Galaxy S5 Mini and Updated Core, Ace, Young, and Star See the Light of Day

Samsung officially announced the Galaxy S5 mini and four new iterations of budget Android smartphones: Core II, Ace 4, Young 2, and Star 2, just to make sure that people are happy, no matter how much they’re willing to spend on a mobile device.

Frankly, Galaxy S5 mini is nowhere near is great as Samsung’s flagship, but it does come with all of the sensors of the original S5. Since this is a miniaturized version, the display is obviously smaller, not only in dimensions, but also in resolution. The 4.5″ Super AMOLED screen sports 720p resolution, with a pixel density of 326ppi, a clear improvement from S4 mini’s 256ppi. The Galaxy S5 mini is IP67 certified, which means that it can withstand dust, sand and water for limited periods of time. The mini versions are regarded as pricy downgrades for the previous generation of flagships, so it’s probably better to own an S4, rather than an S5 mini.

The Galaxy Ace 4 is the only smartphone in this line-up to come with a 4″ display, the others being either smaller or larger than this. It does not excel spec-wise, but there will be an LTE version with a slightly better battery.

Core II (I’ll never understand why Samsung uses arab numbers for some devices and roman numerals for others) looks like a dumbed-down version of Galaxy S5 mini, with an equally large display, but of a poorer quality. Obviously, Core II doesn’t pack all the sensors of the S5 mini, nor the 8MP rear-facing camera, being equipped only with a 5MP one.

Star 2 is among the basic models that were officially announced by Samsung. This 3.5-incher sports a 320 x 480 pixel resolution, 512MB RAM and a single 2MP camera. Don’t expect multi-core CPUs or advanced connectivity in such a device, as you might be disappointed.

Galaxy Young 2 is very much alike the Star 2, with the exception of a better camera with 3.15MP.
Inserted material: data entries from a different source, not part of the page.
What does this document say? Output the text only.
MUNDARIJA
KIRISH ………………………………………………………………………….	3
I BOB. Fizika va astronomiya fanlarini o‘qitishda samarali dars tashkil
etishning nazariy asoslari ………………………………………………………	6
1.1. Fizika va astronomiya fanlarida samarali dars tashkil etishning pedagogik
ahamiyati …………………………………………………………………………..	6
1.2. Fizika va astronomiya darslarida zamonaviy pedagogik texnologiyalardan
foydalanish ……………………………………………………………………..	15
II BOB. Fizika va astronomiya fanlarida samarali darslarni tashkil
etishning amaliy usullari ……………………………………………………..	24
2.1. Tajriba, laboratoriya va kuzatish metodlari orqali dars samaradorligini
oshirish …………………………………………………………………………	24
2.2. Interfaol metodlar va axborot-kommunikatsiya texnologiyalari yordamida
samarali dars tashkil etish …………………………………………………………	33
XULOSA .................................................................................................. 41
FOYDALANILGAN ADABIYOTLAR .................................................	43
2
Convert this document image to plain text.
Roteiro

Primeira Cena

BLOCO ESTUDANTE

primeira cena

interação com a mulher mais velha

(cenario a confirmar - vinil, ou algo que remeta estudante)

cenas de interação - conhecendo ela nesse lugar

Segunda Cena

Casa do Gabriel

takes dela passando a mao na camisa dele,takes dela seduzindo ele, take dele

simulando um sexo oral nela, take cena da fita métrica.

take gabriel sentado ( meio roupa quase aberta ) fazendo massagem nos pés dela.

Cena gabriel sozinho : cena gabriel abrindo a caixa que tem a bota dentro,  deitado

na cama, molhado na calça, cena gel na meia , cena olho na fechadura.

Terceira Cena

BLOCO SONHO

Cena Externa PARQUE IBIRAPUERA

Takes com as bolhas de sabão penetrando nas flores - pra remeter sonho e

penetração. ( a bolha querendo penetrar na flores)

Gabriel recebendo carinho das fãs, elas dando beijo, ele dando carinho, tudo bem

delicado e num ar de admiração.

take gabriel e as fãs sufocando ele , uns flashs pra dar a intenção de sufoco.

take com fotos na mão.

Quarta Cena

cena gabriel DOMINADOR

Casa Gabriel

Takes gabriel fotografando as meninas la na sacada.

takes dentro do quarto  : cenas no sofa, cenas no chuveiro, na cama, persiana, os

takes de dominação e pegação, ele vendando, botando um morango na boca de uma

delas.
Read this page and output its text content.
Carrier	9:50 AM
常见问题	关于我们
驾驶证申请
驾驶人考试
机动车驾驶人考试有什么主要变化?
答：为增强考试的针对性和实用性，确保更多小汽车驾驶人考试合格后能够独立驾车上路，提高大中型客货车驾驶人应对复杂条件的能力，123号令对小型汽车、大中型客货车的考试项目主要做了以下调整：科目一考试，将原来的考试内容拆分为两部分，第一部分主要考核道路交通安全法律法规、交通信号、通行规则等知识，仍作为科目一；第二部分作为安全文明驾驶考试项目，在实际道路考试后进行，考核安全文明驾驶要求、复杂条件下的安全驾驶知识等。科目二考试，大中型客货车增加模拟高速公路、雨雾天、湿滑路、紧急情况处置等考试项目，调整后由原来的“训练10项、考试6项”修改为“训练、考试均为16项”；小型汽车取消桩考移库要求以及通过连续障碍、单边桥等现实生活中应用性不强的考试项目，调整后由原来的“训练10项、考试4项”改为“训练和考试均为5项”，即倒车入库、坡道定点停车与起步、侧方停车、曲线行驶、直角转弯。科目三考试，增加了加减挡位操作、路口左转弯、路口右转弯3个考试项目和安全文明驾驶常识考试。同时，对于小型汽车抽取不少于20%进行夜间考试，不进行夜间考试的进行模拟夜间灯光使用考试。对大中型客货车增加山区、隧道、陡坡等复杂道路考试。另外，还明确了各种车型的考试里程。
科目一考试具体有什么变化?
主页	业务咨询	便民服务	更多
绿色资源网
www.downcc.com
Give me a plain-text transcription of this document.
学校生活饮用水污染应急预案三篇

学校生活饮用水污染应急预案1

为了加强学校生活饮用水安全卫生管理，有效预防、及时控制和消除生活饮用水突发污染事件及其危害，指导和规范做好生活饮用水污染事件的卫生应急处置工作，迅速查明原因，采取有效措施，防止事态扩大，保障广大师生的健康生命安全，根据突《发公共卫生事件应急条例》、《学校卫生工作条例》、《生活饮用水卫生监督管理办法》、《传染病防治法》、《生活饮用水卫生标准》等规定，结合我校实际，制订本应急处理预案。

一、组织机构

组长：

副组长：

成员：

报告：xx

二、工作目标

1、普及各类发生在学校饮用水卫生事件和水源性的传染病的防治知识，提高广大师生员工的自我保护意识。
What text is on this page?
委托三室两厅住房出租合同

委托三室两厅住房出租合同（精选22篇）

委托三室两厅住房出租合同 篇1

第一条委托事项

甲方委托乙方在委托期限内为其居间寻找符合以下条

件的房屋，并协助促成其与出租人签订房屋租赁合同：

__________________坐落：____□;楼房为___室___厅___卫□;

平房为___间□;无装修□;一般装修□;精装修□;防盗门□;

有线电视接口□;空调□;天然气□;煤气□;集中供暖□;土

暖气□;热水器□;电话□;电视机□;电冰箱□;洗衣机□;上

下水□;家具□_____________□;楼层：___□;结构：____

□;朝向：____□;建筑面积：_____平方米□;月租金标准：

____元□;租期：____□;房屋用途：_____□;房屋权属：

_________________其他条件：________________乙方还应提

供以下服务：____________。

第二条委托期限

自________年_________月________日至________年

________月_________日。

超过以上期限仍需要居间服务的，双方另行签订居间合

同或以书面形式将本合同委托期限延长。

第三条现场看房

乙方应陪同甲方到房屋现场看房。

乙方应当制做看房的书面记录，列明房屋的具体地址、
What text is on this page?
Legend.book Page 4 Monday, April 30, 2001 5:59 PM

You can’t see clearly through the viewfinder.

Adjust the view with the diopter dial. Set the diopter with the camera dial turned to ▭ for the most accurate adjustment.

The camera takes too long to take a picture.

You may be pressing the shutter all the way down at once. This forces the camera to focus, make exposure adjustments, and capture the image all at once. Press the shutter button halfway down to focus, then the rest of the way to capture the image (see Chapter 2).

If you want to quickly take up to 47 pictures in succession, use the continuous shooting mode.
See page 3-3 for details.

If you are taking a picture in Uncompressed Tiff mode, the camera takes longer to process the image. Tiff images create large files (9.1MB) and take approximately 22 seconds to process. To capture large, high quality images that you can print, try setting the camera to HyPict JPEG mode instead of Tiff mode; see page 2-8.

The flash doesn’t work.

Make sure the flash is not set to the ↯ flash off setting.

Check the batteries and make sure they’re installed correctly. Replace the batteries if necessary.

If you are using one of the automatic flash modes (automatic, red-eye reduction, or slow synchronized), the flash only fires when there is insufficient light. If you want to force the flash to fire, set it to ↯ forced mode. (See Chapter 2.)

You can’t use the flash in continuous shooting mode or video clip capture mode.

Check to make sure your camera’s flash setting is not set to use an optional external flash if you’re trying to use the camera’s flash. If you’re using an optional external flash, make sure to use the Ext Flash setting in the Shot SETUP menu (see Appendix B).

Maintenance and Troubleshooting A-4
The good part about all of these phones is that they will run Android 4.4.2. KitKat, which isn’t pretentious at all, in terms of RAM or CPU power. The “simplified TouchWiz Essence” UI should contribute to a smooth experience.

As an owner of a Samsung Android smartphone, I used to think that the mobile devices made by the Korean company are of a high-quality. Nowadays, these “budget” Android smartphones are too expensive for what they offer, and the world would probably be better off buying Chinese alternatives or LG devices.